Embora haja a ameaça de racionamento, muitos acreditam que a população vai economizar a partir da alta da energia. Com uma conta maior no final do mês, os usuários estarão mais atentos

Para quem nunca se importou em deixar lâmpadas acesas desnecessariamente, que deixa a geladeira aberta enquanto lambisca ou que demora no banho o bastante para ficar com os dedos enrugados, aí vai um recado: seus hábitos anticonservacionistas estão com os dias contados. Muito em breve - antes do que se espera -, isso custará caro ao ponto de exigir novas atitudes.

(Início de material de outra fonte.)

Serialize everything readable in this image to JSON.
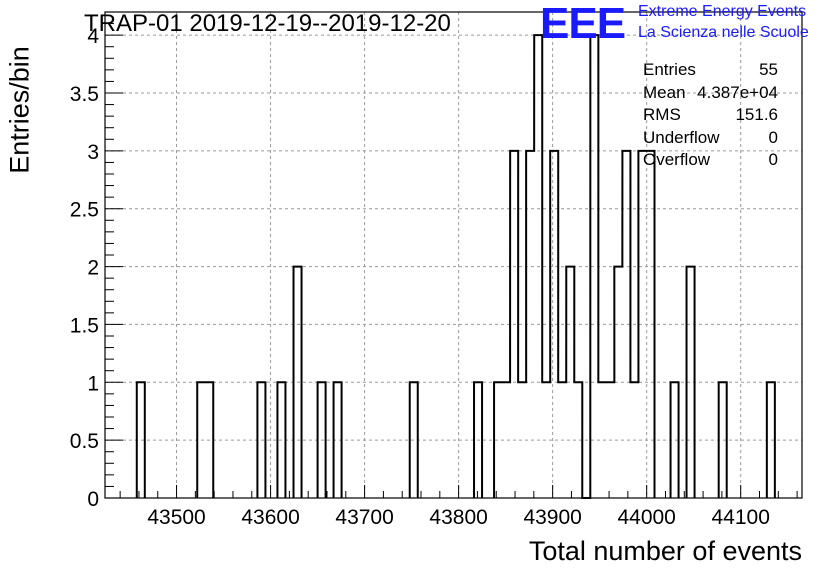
{
  "title": "TRAP-01 2019-12-19--2019-12-20",
  "logo": {
    "mark": "EEE",
    "line1": "Extreme Energy Events",
    "line2": "La Scienza nelle Scuole",
    "color": "#1a1aff"
  },
  "stats": [
    {
      "label": "Entries",
      "value": "55"
    },
    {
      "label": "Mean",
      "value": "4.387e+04"
    },
    {
      "label": "RMS",
      "value": "151.6"
    },
    {
      "label": "Underflow",
      "value": "0"
    },
    {
      "label": "Overflow",
      "value": "0"
    }
  ],
  "chart_data": {
    "type": "histogram",
    "title": "TRAP-01 2019-12-19--2019-12-20",
    "xlabel": "Total number of events",
    "ylabel": "Entries/bin",
    "xlim": [
      43423.9,
      44165.2
    ],
    "ylim": [
      0,
      4.2
    ],
    "bin_width": 8.53,
    "grid": true,
    "x_ticks": [
      43500,
      43600,
      43700,
      43800,
      43900,
      44000,
      44100
    ],
    "y_ticks": [
      0,
      0.5,
      1,
      1.5,
      2,
      2.5,
      3,
      3.5,
      4
    ],
    "x_tick_labels": [
      "43500",
      "43600",
      "43700",
      "43800",
      "43900",
      "44000",
      "44100"
    ],
    "y_tick_labels": [
      "0",
      "0.5",
      "1",
      "1.5",
      "2",
      "2.5",
      "3",
      "3.5",
      "4"
    ],
    "bins": [
      {
        "x_low": 43457.7,
        "count": 1
      },
      {
        "x_low": 43522.0,
        "count": 1
      },
      {
        "x_low": 43530.5,
        "count": 1
      },
      {
        "x_low": 43586.0,
        "count": 1
      },
      {
        "x_low": 43607.3,
        "count": 1
      },
      {
        "x_low": 43624.4,
        "count": 2
      },
      {
        "x_low": 43650.0,
        "count": 1
      },
      {
        "x_low": 43667.0,
        "count": 1
      },
      {
        "x_low": 43748.0,
        "count": 1
      },
      {
        "x_low": 43816.4,
        "count": 1
      },
      {
        "x_low": 43837.7,
        "count": 1
      },
      {
        "x_low": 43846.2,
        "count": 1
      },
      {
        "x_low": 43854.8,
        "count": 3
      },
      {
        "x_low": 43863.3,
        "count": 1
      },
      {
        "x_low": 43871.8,
        "count": 3
      },
      {
        "x_low": 43880.4,
        "count": 4
      },
      {
        "x_low": 43888.9,
        "count": 1
      },
      {
        "x_low": 43897.4,
        "count": 3
      },
      {
        "x_low": 43905.9,
        "count": 1
      },
      {
        "x_low": 43914.5,
        "count": 2
      },
      {
        "x_low": 43923.0,
        "count": 1
      },
      {
        "x_low": 43931.5,
        "count": 0
      },
      {
        "x_low": 43940.1,
        "count": 4
      },
      {
        "x_low": 43948.6,
        "count": 1
      },
      {
        "x_low": 43957.1,
        "count": 1
      },
      {
        "x_low": 43965.6,
        "count": 2
      },
      {
        "x_low": 43974.2,
        "count": 3
      },
      {
        "x_low": 43982.7,
        "count": 1
      },
      {
        "x_low": 43991.2,
        "count": 3
      },
      {
        "x_low": 43999.8,
        "count": 3
      },
      {
        "x_low": 44025.4,
        "count": 1
      },
      {
        "x_low": 44042.4,
        "count": 2
      },
      {
        "x_low": 44076.6,
        "count": 1
      },
      {
        "x_low": 44127.8,
        "count": 1
      }
    ]
  }
}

A crise no setor energético cogita uma fase de racionamentos, cujas condições ninguém sabe como serão, e marca o início, ainda que forçado, de novas posturas por parte dos consumidores. A população só vai se dar conta da gravidade do problema quando faltar energia dentro de casa, mas toda crise tem lá seu lado bom. Nesse caso, as pessoas vão ter de aprender na marra a evitar o desperdício, ainda que isso contrarie a cultura do brasileiro, comentou Carlos Augusto Ramos Kirchner, diretor-adjunto da regional-Bauru do Sindicato dos Engenheiros no Estado de São Paulo (Seesp), entidade que vem exigindo mudanças no processo de privatização da Cesp.

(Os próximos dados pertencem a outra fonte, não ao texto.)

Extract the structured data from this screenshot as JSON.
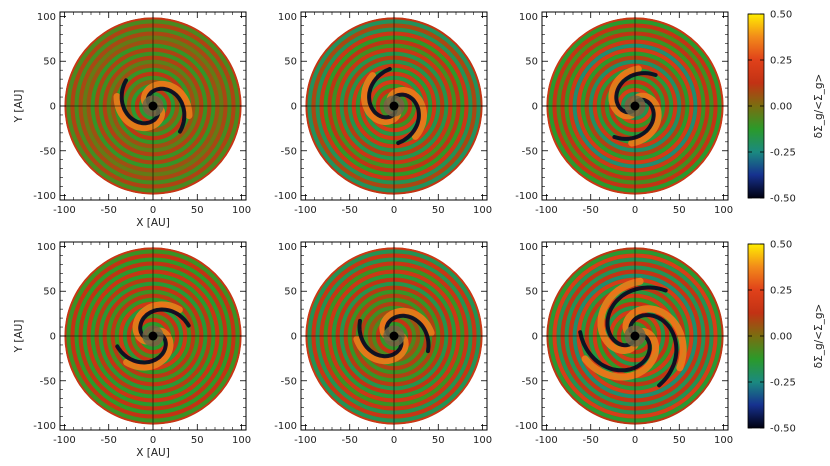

Há quem acredite que o governo, antes de adotar medidas de suspensão, vai lançar mão de uma velha e infalível estratégia: onerar o produto para obter economia. O brasileiro só entende as coisas quando mexem no seu bolso. Temos aí o exemplo do propalado racionamento de combustível. Faltou gasolina? Não, mas o preço foi nas alturas e a população foi obrigada a diminuir o consumo. Pessoalmente, acho que o primeiro passo será o aumento da energia, que vai fazer explodir o valor das contas de luz e forçar o povo a economizar, prevê José Ângelo Cagnon, professor-doutor e chefe do Departamento de Engenharia Elétrica da Unesp-Bauru.

As ações conservacionistas, aliadas obviamente aos investimentos que há tempos o setor energético necessita, são vistas como essenciais nos dias de hoje. E elas não devem ficar restritas ao ambiente doméstico, mas se estender ao setor público, ao comércio e à indústria. Dentro de casa, há muito o que fazer, a começar pelo chuveiro, denominado o devorador de energia e responsável por 40% do consumo. Além de utilizá-lo com bom senso, o ideal seria optar por aparelhos de menor potência. Durante muitos anos, praticamente todos os chuveiros elétricos tinham 2.500 watts de potência. A atração irresistível do consumidor por potência, entretanto, fez com que o comércio inventasse aparelhos cada vez menores - e com designer moderno - e cada vez mais potentes. Hoje, raramente se encontra um deles com potência inferior a 4.400 watts.

O governo demonstra total desatenção a esse aspecto. De acordo com Kirchner, o Seesp apresentou à Agência Nacional de Energia Elétrica (Aneel) uma proposta para mudar a tendência do mercado, mas não foi ouvido. Eu entrei em contato com o pessoal da Lorenzetti e da F.A.M.E. para saber o real motivo do constante aumento da potência. Eles informaram que não há nenhuma razão técnica. É tudo uma jogada puramente comercial. Quando maior a potência, maior é a venda, constatou Kirchner.

O poder público também deve se preocupar com ações conservacionistas. Em Bauru, o Departamento de Água e Esgoto (DAE) saiu na frente e, com apenas uma ação de mudança de contrato, conseguiu uma economia de 14%. Poderíamos chegar a 50% se conseguíssemos desligar os poços nos horários de ponta (das 18 às 21 horas). O trabalho realizado no DAE nos alertou para a necessidade de aumentar a capacidade de reservação e isso foi feito. Se houvesse um racionamento hoje, as conseqüências para a população não seriam tão prejudiciais, disse Cagnon.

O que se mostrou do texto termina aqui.